Se è vero che la sofferenza si genera dove vengono traditi e frustrati desideri che hanno a che fare con la realizzazione e il senso di sè, dove viene inibita la libertà di essere e amare, ecco che normare un comportamento affettivo tra due o più individui consenzienti che in alcun modo ledono, con le loro scelte, altri soggetti è un gesto fisiologicamente violento. L’antidoto che propongo, come da nostra mission, è creare nuovi spazi di immaginazione attraverso la fruizione di arte e cultura divergente: ecco dunque i miei consigli di oggi per ripensare la famiglia.

  1. “Baby love” (titolo originale: “Comme les autres”, 2008): un triangolo d’amore formato da una donna e una coppia di uomini gay. Il desiderio di paternità di uno dei due uomini non è corrisposto dall’altro. La separazione, un matrimonio concordato tra una donna innamorata e un uomo che ama ancora il suo ex, la nascita di una figlia, una coppia che si sfalda e una che si ricostituisce.
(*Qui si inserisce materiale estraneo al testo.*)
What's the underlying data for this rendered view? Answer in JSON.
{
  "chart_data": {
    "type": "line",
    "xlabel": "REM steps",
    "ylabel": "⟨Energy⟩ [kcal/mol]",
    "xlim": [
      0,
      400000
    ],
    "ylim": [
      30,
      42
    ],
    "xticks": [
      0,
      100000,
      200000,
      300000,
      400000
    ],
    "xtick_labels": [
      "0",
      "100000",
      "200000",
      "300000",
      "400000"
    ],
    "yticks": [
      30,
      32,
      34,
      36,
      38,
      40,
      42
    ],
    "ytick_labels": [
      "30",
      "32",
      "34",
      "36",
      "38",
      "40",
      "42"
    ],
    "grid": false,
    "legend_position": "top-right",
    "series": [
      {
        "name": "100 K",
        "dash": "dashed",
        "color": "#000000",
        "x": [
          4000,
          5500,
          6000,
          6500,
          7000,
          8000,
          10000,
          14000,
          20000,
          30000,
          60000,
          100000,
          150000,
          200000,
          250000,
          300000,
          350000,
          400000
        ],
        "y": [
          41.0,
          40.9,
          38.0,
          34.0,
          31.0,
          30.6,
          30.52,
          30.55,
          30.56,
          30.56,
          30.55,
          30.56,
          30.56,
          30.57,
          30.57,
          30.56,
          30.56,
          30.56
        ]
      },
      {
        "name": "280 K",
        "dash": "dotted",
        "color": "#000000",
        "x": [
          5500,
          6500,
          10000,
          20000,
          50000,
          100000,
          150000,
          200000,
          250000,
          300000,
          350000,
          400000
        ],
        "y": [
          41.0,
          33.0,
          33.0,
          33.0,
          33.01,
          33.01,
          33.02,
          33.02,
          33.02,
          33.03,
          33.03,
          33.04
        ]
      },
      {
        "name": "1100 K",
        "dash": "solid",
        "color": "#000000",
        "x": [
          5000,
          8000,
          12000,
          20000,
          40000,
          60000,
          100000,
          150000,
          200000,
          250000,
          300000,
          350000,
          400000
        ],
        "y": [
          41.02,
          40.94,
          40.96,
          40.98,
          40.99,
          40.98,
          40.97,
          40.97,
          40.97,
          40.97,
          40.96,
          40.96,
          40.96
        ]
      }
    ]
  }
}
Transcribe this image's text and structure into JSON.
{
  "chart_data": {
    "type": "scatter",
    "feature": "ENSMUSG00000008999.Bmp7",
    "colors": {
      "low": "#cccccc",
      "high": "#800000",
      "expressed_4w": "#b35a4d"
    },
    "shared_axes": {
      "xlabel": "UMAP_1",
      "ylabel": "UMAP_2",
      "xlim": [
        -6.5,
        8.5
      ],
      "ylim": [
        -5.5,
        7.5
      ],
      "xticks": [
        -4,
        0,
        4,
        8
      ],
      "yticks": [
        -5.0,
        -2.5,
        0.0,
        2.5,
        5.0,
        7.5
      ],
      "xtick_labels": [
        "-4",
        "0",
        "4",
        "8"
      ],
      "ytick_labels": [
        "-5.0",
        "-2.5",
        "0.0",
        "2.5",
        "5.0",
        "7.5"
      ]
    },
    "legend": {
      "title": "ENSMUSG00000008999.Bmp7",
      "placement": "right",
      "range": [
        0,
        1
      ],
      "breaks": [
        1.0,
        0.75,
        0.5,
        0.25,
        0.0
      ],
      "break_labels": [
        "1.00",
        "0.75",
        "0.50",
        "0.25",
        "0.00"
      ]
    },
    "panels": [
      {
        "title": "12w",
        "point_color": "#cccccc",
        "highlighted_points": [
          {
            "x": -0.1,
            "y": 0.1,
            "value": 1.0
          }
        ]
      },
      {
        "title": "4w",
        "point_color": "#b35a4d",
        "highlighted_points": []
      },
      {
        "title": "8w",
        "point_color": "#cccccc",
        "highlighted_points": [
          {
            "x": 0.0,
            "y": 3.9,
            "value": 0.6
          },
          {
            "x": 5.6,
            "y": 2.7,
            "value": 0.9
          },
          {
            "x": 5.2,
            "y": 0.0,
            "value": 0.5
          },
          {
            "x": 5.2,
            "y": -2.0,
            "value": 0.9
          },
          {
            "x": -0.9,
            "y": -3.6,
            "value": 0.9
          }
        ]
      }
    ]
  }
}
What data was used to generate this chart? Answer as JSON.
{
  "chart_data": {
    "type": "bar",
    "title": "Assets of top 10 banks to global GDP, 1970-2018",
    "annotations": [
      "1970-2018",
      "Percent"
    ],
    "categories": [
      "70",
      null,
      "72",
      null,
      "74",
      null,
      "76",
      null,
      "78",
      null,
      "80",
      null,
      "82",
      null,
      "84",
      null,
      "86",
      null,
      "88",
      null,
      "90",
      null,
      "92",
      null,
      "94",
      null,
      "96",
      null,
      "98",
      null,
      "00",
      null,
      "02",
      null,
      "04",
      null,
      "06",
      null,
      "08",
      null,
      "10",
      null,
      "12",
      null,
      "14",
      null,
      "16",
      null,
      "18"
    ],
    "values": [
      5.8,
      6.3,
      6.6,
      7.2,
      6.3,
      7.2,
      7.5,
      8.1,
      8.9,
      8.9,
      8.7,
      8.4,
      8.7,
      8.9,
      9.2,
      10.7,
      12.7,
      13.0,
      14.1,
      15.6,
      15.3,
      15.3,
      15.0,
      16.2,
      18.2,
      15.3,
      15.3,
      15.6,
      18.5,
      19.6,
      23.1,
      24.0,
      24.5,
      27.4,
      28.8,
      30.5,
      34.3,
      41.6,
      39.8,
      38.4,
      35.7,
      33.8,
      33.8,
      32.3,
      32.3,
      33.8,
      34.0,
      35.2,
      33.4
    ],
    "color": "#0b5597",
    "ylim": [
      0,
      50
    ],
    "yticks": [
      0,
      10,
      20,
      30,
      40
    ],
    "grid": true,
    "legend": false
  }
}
Due padri, una bambina, una madre.
  2. “La famiglia Addams” (1991, 1993): una famiglia composta da un gentiluomo di altri tempi, sua moglie, i loro figli, un maggiordomo, uno zio, una nonna, un cugino peloso e una mano.
  3. “Appuntamento sotto il letto” (1968): lei ha otto figli, lui ne ha dieci. Una difficile gestione dei rapporti, tra gelosie e problemi ad accettare nuovi fratelli e nuove figure genitoriali. Problemi e soluzioni per fare di due famiglie una sola.
  4. “Il banchetto di nozze” (titolo originale: “The wedding banquet”, 1993): un ragazzo vive con il suo compagno, tenendo nascosta alla propria famiglia la sua omosessualità. Per farla finita con gli incontri combinati dai genitori, Wai-Tung finge di avere una ragazza, che va a vivere con la coppia di ragazzi. Dopo il matrimonio, lei resta incinta. Attraverso una serie di difficoltà e conflitti, un nuovo equilibrio nasce nella famiglia allargata.

Coraggio, proviamo a raccontare ai nostri figli ciò che sotto i nostri occhi noi non sappiamo vedere ma che per loro sarà consuetudine. Proviamo a dirlo, che l’amore non fa male e che se fa male non è amore. Diciamoglielo, di seguire sempre il loro cuore e la loro natura e di fuggire ogni volta che qualcuno li umilierà per la libertà che stanno cercando dentro di sè o insieme a un* compagn*, a cui hanno pieno diritto. Raccontiamo ai nostri figli storie d’amore e di famiglie libere.